Entwhistle smiled, straightened his mustache. “I like you’re thinking, mate.”
Sinclair wasn’t listening. He’d activated his mic and instructed the man on the submersible to inform the Americans of the change of plans.
As he spoke, Erich considered the situation with a cool head. For the first time in uncountable years, he found himself in what they called at the academy a “command situation”—a pivotal moment when a specific decision must be made.
As Sinclair spoke and everyone else listened, he felt himself pulling away and out of the scene. As if he were viewing it from a distance in some global, all-encompassing fashion. He felt like an interloper, eavesdropping on his own thoughts, a dispassionate Nietzschian observer.

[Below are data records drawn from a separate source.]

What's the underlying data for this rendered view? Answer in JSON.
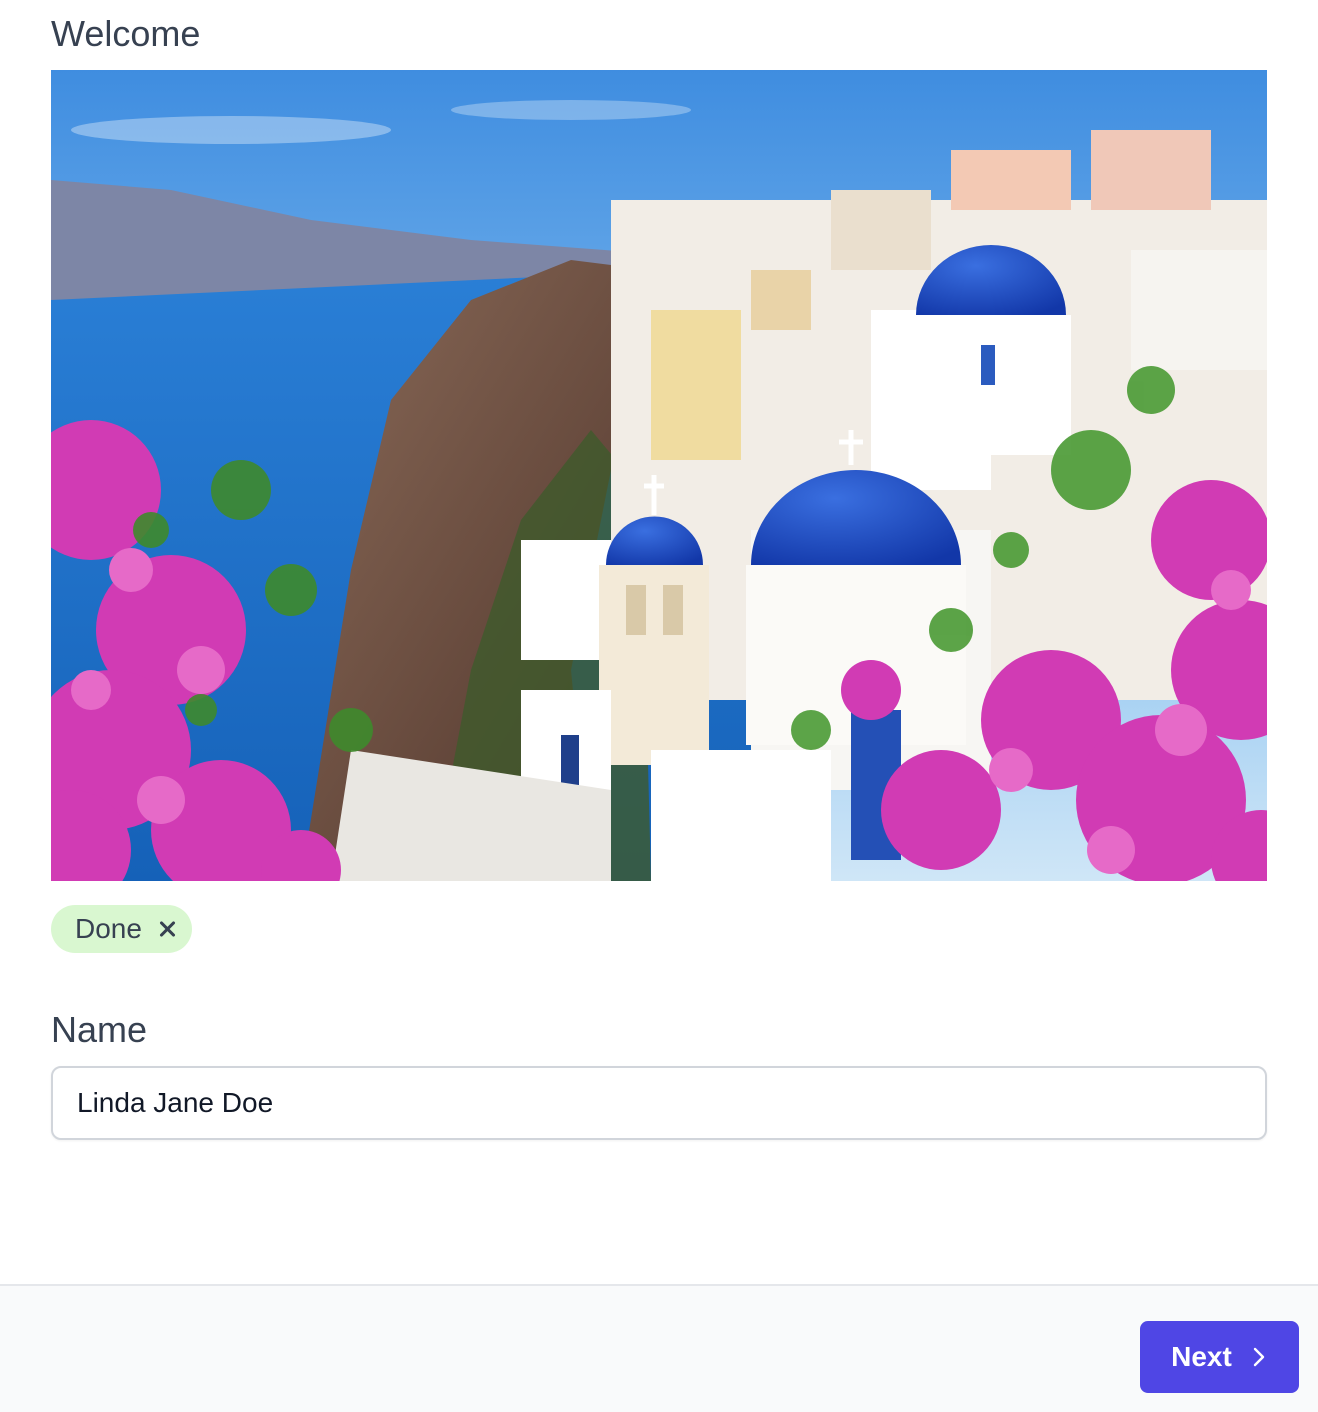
{
  "header": {
    "title": "Welcome"
  },
  "hero": {
    "alt": "Santorini village with blue domes and pink bougainvillea"
  },
  "status_chip": {
    "label": "Done",
    "close_icon": "x-icon",
    "color": "#d9f7d0"
  },
  "form": {
    "name_label": "Name",
    "name_value": "Linda Jane Doe"
  },
  "footer": {
    "next_label": "Next",
    "next_icon": "chevron-right-icon",
    "accent": "#4f46e5"
  }
}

And that was perhaps the strangest part of the entire metaphysical equation—Erich himself did not actually know until this same moment.
The knowledge of what must be done.
What he must do.
The notion and the intent had been circling his thoughts like predatory birds, or more appropriately, like carrion eaters, waiting to feast on the remains of his torment. But up until this moment he had forced himself to look away. To pretend it wasn’t there. The solution that had been as obvious as it was solitary from the very beginning.
How could the others not feel the terror of this place? Locked in the ice like something out of distant myth, it had waited patiently for them, but Erich realized he was the only one who truly comprehended its unspoken message of doom.
He knew he would never return to this place. But more importantly…he would never leave it.